The thing I remember most from the original Windows Phone 7 Series announcement—and subsequent revelations and interviews over the ensuing few months—was Microsoft’s strange and absorbed focus on the design on this new system. Windows Phone wasn’t just going to be different, it was going to be better. And a big part of that was its user experience design.

“The goal is to build a different kind of phone,” I was told at the time. “It’s not a clone of anything. It represents who the user is, immediately feels like yours, and gets even better over time. It’s a very different idea, inherent in the smart design.”

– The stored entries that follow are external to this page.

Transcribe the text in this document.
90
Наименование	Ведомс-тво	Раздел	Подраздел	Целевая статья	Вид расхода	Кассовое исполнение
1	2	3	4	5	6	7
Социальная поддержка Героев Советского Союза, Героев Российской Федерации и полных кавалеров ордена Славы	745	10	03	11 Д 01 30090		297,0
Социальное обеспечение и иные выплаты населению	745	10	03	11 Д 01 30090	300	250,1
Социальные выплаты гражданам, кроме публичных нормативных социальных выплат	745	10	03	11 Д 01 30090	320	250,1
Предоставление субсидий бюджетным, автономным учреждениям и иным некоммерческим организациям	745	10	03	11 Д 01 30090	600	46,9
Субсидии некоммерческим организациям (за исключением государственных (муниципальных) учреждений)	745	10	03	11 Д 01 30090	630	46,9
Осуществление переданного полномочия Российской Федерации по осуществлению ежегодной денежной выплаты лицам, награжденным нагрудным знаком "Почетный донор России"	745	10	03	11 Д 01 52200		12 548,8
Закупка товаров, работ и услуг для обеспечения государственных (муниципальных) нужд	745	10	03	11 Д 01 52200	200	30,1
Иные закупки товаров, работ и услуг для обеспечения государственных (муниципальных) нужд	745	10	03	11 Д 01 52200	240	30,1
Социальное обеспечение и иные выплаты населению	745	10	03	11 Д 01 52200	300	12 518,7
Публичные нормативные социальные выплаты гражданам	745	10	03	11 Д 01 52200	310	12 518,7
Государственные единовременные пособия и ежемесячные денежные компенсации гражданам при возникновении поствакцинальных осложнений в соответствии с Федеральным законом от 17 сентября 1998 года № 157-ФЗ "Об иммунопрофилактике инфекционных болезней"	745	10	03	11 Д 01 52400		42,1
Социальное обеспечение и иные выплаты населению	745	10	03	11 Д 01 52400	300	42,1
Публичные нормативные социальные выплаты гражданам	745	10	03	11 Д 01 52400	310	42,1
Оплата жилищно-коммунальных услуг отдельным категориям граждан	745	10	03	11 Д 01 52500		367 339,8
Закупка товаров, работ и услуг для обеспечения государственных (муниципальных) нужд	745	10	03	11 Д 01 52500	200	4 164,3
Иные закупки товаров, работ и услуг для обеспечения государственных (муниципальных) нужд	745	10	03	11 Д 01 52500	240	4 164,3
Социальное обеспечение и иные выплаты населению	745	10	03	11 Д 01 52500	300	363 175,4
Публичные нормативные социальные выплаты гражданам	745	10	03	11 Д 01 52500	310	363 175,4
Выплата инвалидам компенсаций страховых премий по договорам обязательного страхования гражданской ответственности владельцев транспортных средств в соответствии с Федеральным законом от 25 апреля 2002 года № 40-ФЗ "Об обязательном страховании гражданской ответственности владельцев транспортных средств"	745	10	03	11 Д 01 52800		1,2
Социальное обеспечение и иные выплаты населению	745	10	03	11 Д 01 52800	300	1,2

Windows Phone 7 Series would feature a clean design, with crisp typography, minimalistic iconography, and no 3D highlights. “The principle is that your content shines, not the UI chrome around it,” I was told. “The interface will help make that stuff the star.” Internally, this visual design was called Metro, and Microsoft heavily promoted this name until they were sued by a still-unnamed trademark holder and then started pretending it was never the name. Here are some internal Microsoft posters that I memorialized back in March 2010.

metro-two-posters

“Motion and animation a big part of this, with full-bleed user experience elements and minimal chrome,” I was told. “You can’t just look at screenshots because motion is a big part of it. That’s why we always show videos, so you can see how natural the animations look.”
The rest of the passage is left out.